NEW DELHI: Is it important to complete a full course of an antibiotic? Yes, according to conventional wisdom, which says stopping a course mid-way could lead to drug resistance. However, several scientists have now challenged this claim, reported Times of India.
In many situations, stopping antibiotics sooner is a safe way to reduce antibiotic overuse, said a paper published in the British Medical Journal. “Patients are put at unnecessary risk from antibiotic resistance when treatment is longer than necessary,” said the authors from Brighton and Sussex Medical School in the UK.
Dr Randeep Guleria, director of AIIMS, however, warned patients against stopping antibiotics on their own.
Stopping or extending a course of antibiotics ‘is a clinician’s call’, the AIIMS director said, while agreeing that there was a need to critically look at prescription patterns.
Dr Suranjit Chatterjee, senior consultant, internal medicine at Apollo hospital said an antibiotic course need not be treated as sacrosanct. “It can be deescalated or stopped if patient’s condition improves,” he said.
Chatterjee said antibiotics are prescribed to many patients on an empirical basis if they have high fever or diarrhoea. “If tests reveal he or she does not have typhoid or other serious infections as suspected and this is reflected in his clinical condition, antibiotic course can be altered,” the doctor said.

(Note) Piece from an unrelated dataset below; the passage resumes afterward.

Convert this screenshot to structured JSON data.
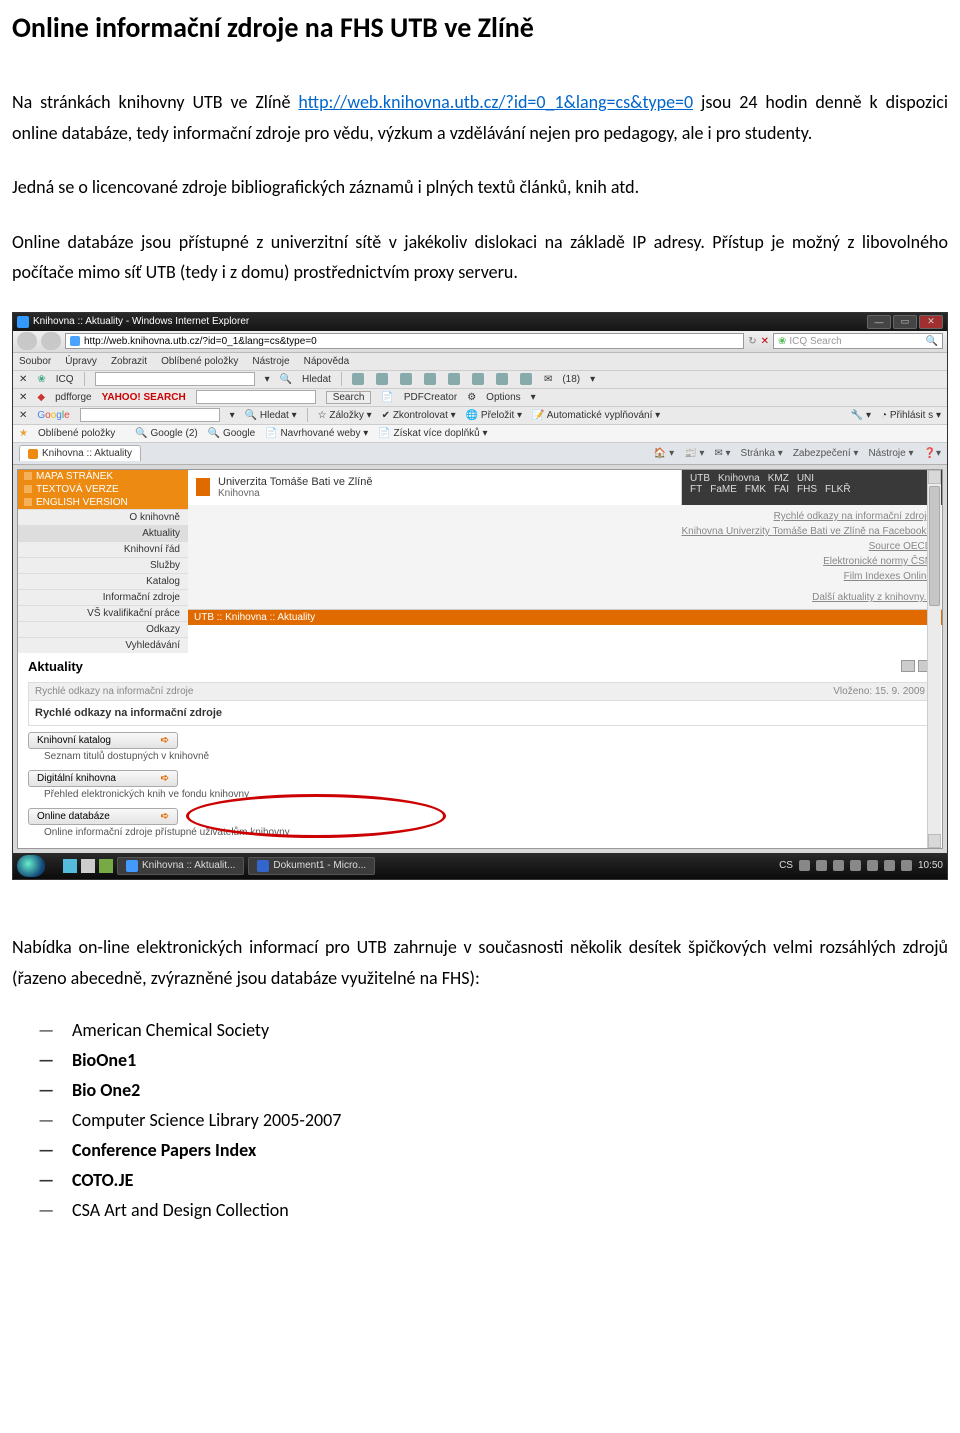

Guleria and Chatterjee said in diseases such as tuberculosis and typhoid, a patient may feel better after a few days but the antibiotic course still needs to be completed because not doing so increases the risk of relapse and emergence of resistant bacteria.
Traditionally, antibiotics are prescribed for recommended duration or courses, say for five to 10 days or more, depending on the condition.
The BMJ article argued that fundamental to the concept of an antibiotic course is the notion that shorter treatment will be inferior. But the scientists pointed out that studies to identify minimum effective treatment duration have simply not been performed for most conditions.
“For example, pyelonephritis (inflammation of kidney due to bacterial infection) has historically been treated for two weeks. Trials have shown shorter courses of quinolones are effective (seven days for ciprofloxacin and five days for levofloxacin), but no such data exist for B-lactams, which are the main antibiotic class used,” the BMJ study said. It added that current international guidelines recommend 10-14 days’ treatment with B-lactams, based purely on absence of data for shorter courses.
The experts also argued that the concept of an antibiotic course ignores the fact that patients may respond differently to the same antibiotic, depending on diverse patient and disease factors.
Many bacteria, for example Staphylococcus aureus, live harmlessly in our body (the gut, skin or mucus membranes). When a patient takes antibiotics for any reason, species and strains sensitive to it are replaced by resistant species and strains ready to cause infection in the future. “The longer the antibiotic exposure these opportunistic bacteria are subjected to, the greater the pressure to select for antibiotic resistance,” the BMJ article explains.
Dr Anoop Mishra, chairperson of Fortis C-Doc, said concerns about antibiotic resistance due to overuse are important but they shouldn’t be allowed to prejudice the minds of patients to unilaterally alter the antibiotic course. “The compliance rate of medicine prescription is already very low in India. It is a major cause of emergence of drug-resistant tuberculosis, for example,” he said.